KIKO VEGA: Los Planetas – Una semana en el motor de un autobús (y toda su discografía hasta el año 2000). Más o menos hace quince años. Corría el año 2000 y yo atravesaba la típica crisis existencial por culpa de una mala mujer. Una muy mala. También era de esos que echaban en cara que a los de Granada no se les entendía una mierda cuando cantaban y que eso no era música y bla bla bla. Entonces caí enfermo una semana con una sinusitis de caballo que me dejó KO y un colega se pasó por casa a dejarme unos discos. Yo andaba flojo con la enfermedad y con el corazón roto y me dijo «ESCUCHA ESTO». Puse Una semana… en el equipo de música de la habitación… y nada. No entendía un carajo. Pero había un sonido poderoso que se alejaba de la baja fidelidad de sus primeros singles.
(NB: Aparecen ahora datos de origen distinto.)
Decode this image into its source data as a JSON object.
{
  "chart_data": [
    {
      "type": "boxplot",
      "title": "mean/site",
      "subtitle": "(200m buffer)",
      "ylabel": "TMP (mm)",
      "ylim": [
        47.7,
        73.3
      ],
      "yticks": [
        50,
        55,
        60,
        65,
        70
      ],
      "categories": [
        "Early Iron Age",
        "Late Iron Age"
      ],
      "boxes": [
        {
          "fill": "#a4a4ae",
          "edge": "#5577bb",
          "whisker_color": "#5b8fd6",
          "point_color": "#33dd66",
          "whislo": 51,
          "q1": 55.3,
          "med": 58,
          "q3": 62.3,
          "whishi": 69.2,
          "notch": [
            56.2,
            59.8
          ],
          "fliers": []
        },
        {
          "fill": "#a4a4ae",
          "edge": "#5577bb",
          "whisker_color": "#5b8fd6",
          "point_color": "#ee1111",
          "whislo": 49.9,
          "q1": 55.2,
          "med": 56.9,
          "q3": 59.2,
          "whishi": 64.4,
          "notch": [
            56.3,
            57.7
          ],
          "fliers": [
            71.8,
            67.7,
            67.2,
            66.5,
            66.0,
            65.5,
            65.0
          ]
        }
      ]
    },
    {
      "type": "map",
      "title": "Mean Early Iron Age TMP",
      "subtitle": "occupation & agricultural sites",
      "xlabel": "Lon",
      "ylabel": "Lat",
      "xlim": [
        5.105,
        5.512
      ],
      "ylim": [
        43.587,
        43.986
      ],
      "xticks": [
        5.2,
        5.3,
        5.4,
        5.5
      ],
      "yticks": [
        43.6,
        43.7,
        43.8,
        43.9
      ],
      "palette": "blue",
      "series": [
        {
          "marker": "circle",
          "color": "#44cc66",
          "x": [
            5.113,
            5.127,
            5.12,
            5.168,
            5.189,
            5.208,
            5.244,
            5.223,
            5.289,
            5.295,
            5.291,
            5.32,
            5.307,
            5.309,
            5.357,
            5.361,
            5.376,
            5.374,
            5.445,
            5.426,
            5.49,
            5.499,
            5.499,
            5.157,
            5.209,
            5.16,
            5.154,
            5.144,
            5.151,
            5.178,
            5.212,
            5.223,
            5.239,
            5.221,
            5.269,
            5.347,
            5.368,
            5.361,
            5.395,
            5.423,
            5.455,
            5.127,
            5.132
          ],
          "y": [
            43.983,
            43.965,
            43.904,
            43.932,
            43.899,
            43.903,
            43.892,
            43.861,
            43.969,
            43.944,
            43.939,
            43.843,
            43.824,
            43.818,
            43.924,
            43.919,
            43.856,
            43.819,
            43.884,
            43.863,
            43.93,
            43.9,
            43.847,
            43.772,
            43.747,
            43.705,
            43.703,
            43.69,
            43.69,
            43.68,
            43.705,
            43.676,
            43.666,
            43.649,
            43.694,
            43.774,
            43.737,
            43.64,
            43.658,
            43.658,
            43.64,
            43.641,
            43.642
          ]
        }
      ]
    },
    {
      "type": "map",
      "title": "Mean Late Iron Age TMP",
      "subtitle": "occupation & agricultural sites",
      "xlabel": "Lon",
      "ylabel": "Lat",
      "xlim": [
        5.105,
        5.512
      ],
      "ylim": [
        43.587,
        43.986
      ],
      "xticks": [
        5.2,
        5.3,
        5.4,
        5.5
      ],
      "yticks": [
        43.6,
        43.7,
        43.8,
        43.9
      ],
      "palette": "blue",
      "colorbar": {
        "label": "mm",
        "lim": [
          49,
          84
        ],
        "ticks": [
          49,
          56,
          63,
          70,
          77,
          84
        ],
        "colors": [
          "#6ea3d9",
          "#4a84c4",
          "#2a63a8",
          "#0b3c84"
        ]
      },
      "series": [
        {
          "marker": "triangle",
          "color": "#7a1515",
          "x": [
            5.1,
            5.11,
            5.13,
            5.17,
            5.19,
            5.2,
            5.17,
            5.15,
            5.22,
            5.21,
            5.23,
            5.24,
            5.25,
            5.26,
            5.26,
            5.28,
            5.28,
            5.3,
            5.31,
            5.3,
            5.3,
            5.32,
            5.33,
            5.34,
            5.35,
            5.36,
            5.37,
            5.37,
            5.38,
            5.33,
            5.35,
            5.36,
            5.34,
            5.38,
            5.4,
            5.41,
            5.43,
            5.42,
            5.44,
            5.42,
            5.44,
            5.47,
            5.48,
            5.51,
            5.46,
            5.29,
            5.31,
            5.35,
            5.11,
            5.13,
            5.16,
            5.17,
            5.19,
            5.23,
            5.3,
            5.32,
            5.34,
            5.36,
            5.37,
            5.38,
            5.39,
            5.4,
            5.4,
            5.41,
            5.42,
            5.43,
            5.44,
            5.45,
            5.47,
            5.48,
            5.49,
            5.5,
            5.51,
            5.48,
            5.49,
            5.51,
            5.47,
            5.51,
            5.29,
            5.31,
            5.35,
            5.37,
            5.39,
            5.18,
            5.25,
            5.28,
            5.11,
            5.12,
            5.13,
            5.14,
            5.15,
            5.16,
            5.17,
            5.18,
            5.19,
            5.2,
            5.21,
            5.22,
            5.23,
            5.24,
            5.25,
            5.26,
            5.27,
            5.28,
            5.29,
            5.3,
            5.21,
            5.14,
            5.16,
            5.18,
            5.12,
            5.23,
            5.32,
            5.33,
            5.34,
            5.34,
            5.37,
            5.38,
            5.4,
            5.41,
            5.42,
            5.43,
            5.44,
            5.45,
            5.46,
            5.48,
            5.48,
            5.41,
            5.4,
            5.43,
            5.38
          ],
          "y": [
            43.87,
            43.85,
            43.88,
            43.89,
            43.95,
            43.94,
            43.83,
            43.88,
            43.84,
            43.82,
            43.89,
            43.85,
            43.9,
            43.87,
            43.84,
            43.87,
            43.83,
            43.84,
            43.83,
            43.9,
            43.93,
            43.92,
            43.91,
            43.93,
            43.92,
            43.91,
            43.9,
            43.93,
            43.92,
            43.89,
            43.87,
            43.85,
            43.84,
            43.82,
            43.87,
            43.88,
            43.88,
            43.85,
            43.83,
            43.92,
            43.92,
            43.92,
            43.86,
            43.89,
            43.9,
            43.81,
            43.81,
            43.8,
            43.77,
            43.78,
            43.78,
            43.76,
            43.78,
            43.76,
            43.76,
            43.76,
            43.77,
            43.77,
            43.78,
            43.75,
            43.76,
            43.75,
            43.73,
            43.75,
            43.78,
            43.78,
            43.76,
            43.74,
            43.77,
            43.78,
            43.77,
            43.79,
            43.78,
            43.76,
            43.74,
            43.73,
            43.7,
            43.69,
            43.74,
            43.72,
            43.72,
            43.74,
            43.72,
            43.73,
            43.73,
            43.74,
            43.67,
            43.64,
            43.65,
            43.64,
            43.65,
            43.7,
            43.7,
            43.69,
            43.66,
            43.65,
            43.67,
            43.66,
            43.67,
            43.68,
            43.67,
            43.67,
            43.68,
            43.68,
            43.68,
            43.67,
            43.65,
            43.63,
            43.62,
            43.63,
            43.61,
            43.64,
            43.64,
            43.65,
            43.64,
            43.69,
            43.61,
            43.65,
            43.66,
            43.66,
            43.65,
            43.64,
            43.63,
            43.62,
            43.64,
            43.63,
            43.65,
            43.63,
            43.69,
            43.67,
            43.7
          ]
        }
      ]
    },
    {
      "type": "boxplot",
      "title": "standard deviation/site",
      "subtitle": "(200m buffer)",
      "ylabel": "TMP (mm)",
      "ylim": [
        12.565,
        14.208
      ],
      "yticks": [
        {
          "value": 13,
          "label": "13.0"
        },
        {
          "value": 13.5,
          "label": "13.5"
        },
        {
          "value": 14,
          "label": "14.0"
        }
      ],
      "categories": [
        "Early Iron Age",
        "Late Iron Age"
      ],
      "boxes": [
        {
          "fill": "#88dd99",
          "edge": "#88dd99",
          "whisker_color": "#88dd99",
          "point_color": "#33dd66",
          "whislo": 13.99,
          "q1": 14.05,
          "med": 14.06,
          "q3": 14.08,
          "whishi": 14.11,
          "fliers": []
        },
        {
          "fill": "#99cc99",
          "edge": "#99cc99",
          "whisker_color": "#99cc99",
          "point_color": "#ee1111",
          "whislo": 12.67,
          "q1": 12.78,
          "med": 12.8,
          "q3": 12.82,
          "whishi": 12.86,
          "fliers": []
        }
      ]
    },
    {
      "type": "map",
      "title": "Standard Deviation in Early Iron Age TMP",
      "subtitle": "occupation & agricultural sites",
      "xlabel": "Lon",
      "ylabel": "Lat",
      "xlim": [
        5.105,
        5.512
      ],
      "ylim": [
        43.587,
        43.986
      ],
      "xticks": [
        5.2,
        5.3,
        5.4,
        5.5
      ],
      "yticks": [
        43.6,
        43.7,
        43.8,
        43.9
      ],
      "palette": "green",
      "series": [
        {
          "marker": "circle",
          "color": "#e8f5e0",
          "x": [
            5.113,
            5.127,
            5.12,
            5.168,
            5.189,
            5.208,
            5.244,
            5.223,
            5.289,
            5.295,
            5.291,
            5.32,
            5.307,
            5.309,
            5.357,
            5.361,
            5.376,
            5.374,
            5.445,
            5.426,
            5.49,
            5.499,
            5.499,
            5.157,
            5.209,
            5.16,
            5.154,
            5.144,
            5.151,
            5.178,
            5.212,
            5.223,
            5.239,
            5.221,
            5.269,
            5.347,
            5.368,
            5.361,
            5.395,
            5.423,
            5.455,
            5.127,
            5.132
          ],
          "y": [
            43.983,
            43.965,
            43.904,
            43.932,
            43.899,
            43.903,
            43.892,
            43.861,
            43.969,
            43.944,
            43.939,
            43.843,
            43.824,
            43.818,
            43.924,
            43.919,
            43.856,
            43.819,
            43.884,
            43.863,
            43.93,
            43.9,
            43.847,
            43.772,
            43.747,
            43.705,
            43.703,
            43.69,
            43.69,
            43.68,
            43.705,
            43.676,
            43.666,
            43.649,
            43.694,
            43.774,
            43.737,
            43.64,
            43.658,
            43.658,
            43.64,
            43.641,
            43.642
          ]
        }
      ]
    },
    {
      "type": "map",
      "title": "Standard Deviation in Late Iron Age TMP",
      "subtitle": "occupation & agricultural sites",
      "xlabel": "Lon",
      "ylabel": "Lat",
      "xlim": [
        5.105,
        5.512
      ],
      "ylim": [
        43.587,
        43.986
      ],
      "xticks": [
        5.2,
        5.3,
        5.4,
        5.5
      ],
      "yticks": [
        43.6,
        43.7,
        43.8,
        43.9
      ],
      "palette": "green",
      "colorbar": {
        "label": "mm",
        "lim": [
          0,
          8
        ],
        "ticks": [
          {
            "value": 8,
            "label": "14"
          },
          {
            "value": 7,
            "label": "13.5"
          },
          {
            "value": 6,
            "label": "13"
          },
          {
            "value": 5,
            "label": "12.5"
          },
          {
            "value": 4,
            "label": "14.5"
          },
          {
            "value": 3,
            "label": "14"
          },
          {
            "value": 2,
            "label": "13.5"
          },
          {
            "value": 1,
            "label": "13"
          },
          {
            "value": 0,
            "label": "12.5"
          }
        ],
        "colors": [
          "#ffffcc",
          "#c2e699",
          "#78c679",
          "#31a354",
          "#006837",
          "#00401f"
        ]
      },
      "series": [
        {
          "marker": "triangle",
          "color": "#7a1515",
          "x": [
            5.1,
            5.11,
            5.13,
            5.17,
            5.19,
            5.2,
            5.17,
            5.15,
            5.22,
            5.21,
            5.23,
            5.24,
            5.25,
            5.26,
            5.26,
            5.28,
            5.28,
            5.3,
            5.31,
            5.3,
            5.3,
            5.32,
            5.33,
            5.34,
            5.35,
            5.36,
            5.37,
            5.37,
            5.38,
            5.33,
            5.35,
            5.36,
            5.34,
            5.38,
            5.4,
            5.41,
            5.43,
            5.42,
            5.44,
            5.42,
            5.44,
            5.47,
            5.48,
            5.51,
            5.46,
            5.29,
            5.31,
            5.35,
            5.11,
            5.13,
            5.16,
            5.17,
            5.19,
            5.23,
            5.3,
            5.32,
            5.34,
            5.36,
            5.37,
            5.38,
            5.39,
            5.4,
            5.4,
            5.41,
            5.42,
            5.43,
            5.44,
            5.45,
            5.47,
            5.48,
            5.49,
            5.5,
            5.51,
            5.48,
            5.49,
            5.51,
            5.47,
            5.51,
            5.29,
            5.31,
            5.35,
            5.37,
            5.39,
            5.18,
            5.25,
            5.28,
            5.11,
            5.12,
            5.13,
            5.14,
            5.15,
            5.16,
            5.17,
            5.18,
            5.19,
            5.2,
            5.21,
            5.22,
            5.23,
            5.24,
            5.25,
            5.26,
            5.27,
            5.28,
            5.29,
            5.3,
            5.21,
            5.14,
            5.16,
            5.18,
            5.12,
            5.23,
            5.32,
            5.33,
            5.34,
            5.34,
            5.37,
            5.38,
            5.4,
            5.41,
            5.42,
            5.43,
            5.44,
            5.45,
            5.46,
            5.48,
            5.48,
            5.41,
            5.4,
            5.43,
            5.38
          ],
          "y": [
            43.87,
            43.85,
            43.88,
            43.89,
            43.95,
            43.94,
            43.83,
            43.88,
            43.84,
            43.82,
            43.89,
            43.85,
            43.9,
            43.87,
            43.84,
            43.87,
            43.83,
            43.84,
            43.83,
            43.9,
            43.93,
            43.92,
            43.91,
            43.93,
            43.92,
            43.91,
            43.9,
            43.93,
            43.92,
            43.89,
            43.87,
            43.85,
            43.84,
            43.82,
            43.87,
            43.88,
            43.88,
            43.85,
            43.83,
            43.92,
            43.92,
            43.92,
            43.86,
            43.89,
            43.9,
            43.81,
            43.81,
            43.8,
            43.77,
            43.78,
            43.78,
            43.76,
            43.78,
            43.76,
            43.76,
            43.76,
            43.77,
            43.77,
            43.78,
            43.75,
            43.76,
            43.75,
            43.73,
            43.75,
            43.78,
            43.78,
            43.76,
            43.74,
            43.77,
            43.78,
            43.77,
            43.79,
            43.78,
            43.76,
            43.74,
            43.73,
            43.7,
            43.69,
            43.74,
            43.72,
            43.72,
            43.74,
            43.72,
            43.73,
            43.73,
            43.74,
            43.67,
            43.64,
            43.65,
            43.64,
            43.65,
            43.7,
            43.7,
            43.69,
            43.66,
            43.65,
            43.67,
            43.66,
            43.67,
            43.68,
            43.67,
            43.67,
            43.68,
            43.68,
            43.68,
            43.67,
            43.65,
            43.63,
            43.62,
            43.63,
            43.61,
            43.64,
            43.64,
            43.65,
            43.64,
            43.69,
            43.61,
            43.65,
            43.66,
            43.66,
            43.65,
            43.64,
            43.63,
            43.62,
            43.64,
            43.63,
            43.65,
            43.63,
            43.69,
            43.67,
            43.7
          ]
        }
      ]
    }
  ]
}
Parecía un disco diferente, así que hice un esfuerzo y me levanté a por el discman. Puse el cd, introduje los cascos en mis orejas… BUM «Sentado esperando a que llames, rezando por que des una señal… y si esto te hace daño, si te puedo hacer sufrir, ha servido para algo. Al menos para mí«. Vaya, estos tíos saben realmente cómo me siento. Devolví los discos a mi colega, le di un abrazo y cuando me recuperé fui a la tienda a por toda la discografía de Los Planetas. Y desde entonces, soy un hooligan. Los he visto en directo media docena de veces y he compartido mis alegrías y mis penas con ellos. Mi vida sufrió un vuelco con el libro sobre la grabación del disco, cuando me enteré del significado de esas letras tan jodidas: no eran hacia una hija de puta del mal, eran letras sobre la relación de J y Florent, con el guitarrista desapareciendo para ir a pillar jaco y dormir en casas de la droga durante días. Aún los amo más que a mi propia vida.
https://www.youtube.com/watch?v=rHk_ThfrZ70
CAROLINA VELASCO: Discografía completa de Kanye West antes de Yeezus. Cualquiera que me oiga hablar de Kanye West y defenderle a capa y espada se debe pensar que soy fan de toda la vida, pero el disco de Yé con el que me reconcilié con él (y con su ego) es de anteayer. Hasta que publicó Yeezus, Kanye me interesaba lo mismo que la cría del somormujo: nada. Recuerdo que un compañero de trabajo, hardcore fan incuestionable, en cuanto podía ponía sus discos en la redacción. Y en cuanto sonaba, yo me empezaba a quejar: qué moñas, no me gusta nada, es lo peor, para hip hop el de N.W.A. o Public Enemy… y así en bucle, sin parar. Confieso que era más pesada que una mosca cojonera, pero a mí en esa época, que no me quitaran mi Primal Scream, mis Sonic Youth ni mis Planetas. No sé en qué momento exacto empecé a cambiar de opinión respecto a Kanye, pero sí recuerdo lo torcida que me quedé cuando escuché la filtración de Yeezus. Desde entonces, fan incontestable. Y mejor no hablemos de los guilty pleasures que no reconocí hasta pasados muchos años porque entonces ya me dan el óscar honorífico a la estupidez supina.